Caridade Assassina



            Jorge matara cento e vinte e quatro pessoas como gesto de caridade, cumprindo uma boa ação. O primeiro assassinato, três anos antes, tinha sido considerado homicídio culposo. Mas como Jorge teve dificuldades em perdoar-se pelo que fizera, resolveu procurar ajuda psicológica. Pediu conselhos, dois dias antes de sair da prisão, a um médico psiquiatra que dividia com ele a mesma cela. Pós-graduado em medicina e filosofia e autor de homicídios em série, o companheiro de prisão mostrou-se muito satisfeito por poder ajudar:

            - Diga-me, qual é o objetivo da existência de vida na Terra?  perguntou o médico, durante a consulta informal.

            - Ora, a vida é a coisa mais importante que existe na Terra. Se não houvesse vida, não haveria nada! Eu sei disso, doutor, eu sei disso.

            - Não respondeu à minha pergunta. Pense em um objetivo, um motivo maior para a existência da vida. Você é capaz de imaginar algum?

            - Sim, claro.  mentiu Jorge, que não conseguiu pensar em nenhuma resposta inteligente para falar ao psiquiatra.

            - Pois bem, quando ele se concretizar, qual será sua importância?

            - Onde você está querendo chegar?

            - Quero que você aceite que não há objetivos para a existência de vida na Terra.  disse o doutor.

            Jorge refletiu por alguns instantes.

            - Tenho de admitir que seja verdade!

            - Então, por que se pune a pessoa que mata?

            - Porque matar é muito errado, claro, tanto é que não tive a intenção...

            - Pense na resposta mais objetiva: é por causa de alguns instintos naturais de preservação da espécie.

            - Realmente.  concordou Jorge.

            - Mas, se a vida não serve para um fim, por que preservar a espécie?

            - Não é necessário preservar a espécie.  Jorge começava a compreender.

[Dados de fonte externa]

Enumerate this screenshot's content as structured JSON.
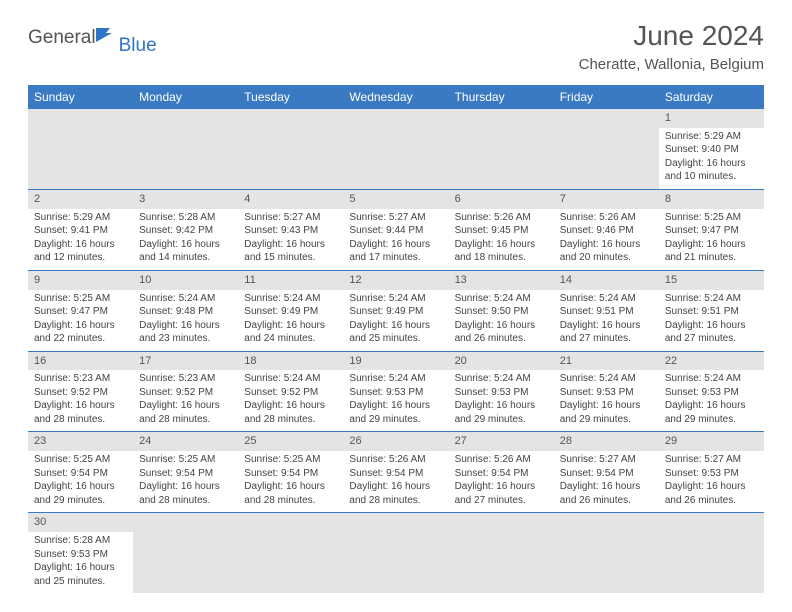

            - Então por que não matar?

            - Porque a morte de um ser traz a tristeza de outro, e tristeza é um sentimento feio. Você há de concordar comigo.

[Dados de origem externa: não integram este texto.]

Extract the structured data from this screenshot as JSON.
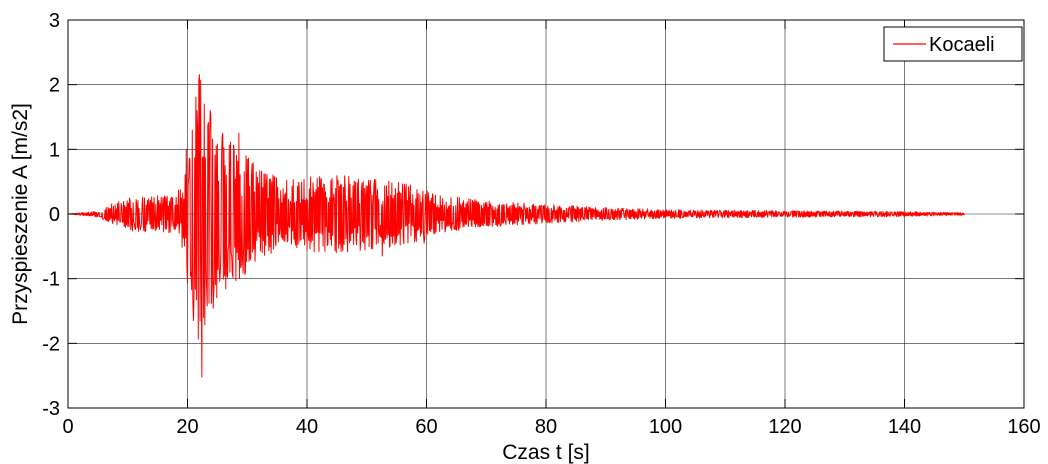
{
  "chart_data": {
    "type": "line",
    "title": "",
    "xlabel": "Czas t [s]",
    "ylabel": "Przyspieszenie A [m/s2]",
    "xlim": [
      0,
      160
    ],
    "ylim": [
      -3,
      3
    ],
    "xticks": [
      0,
      20,
      40,
      60,
      80,
      100,
      120,
      140,
      160
    ],
    "yticks": [
      -3,
      -2,
      -1,
      0,
      1,
      2,
      3
    ],
    "grid": true,
    "legend_position": "top-right",
    "series": [
      {
        "name": "Kocaeli",
        "color": "#ff0000",
        "x_start": 0,
        "x_end": 150,
        "envelope": [
          [
            0,
            0.0
          ],
          [
            5,
            0.05
          ],
          [
            7,
            0.15
          ],
          [
            10,
            0.25
          ],
          [
            13,
            0.3
          ],
          [
            16,
            0.28
          ],
          [
            18,
            0.3
          ],
          [
            19,
            0.5
          ],
          [
            20,
            1.2
          ],
          [
            21,
            1.9
          ],
          [
            22,
            2.2
          ],
          [
            23,
            1.7
          ],
          [
            25,
            1.4
          ],
          [
            28,
            1.1
          ],
          [
            32,
            0.7
          ],
          [
            36,
            0.55
          ],
          [
            42,
            0.6
          ],
          [
            48,
            0.6
          ],
          [
            52,
            0.55
          ],
          [
            58,
            0.45
          ],
          [
            62,
            0.3
          ],
          [
            70,
            0.2
          ],
          [
            80,
            0.15
          ],
          [
            90,
            0.1
          ],
          [
            100,
            0.07
          ],
          [
            120,
            0.05
          ],
          [
            140,
            0.04
          ],
          [
            150,
            0.02
          ]
        ],
        "peaks": [
          [
            20.2,
            0.55
          ],
          [
            20.6,
            -0.9
          ],
          [
            21.6,
            1.6
          ],
          [
            22.2,
            2.07
          ],
          [
            22.4,
            -2.52
          ],
          [
            22.8,
            1.7
          ],
          [
            23.2,
            -1.15
          ],
          [
            23.8,
            1.6
          ],
          [
            24.4,
            -1.2
          ],
          [
            25.8,
            1.2
          ],
          [
            26.6,
            -0.95
          ],
          [
            28.6,
            1.25
          ],
          [
            29.0,
            -0.8
          ],
          [
            44.2,
            0.55
          ],
          [
            49.4,
            0.5
          ],
          [
            50.6,
            0.52
          ],
          [
            52.6,
            -0.65
          ],
          [
            59.6,
            -0.45
          ]
        ]
      }
    ]
  }
}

            - Concordo plenamente.  sorriu o doutor.

            Por um instante, Jorge ficou confuso.

            - Qual é a conclusão final, então?

            - Conclua que matar não é errado, mas se matar um, é preciso eliminar todo o conjunto de pessoas que haveriam de entristecer-se à custa da primeira morte.

            - Mas isso não desencadearia um ciclo?

            Os olhos do médico brilharam de repente.

            - Sim. Mate todos.

            - Obrigado, doutor. Sinto-me bem melhor.  e foi assim que Jorge começou a praticar sua boa ação.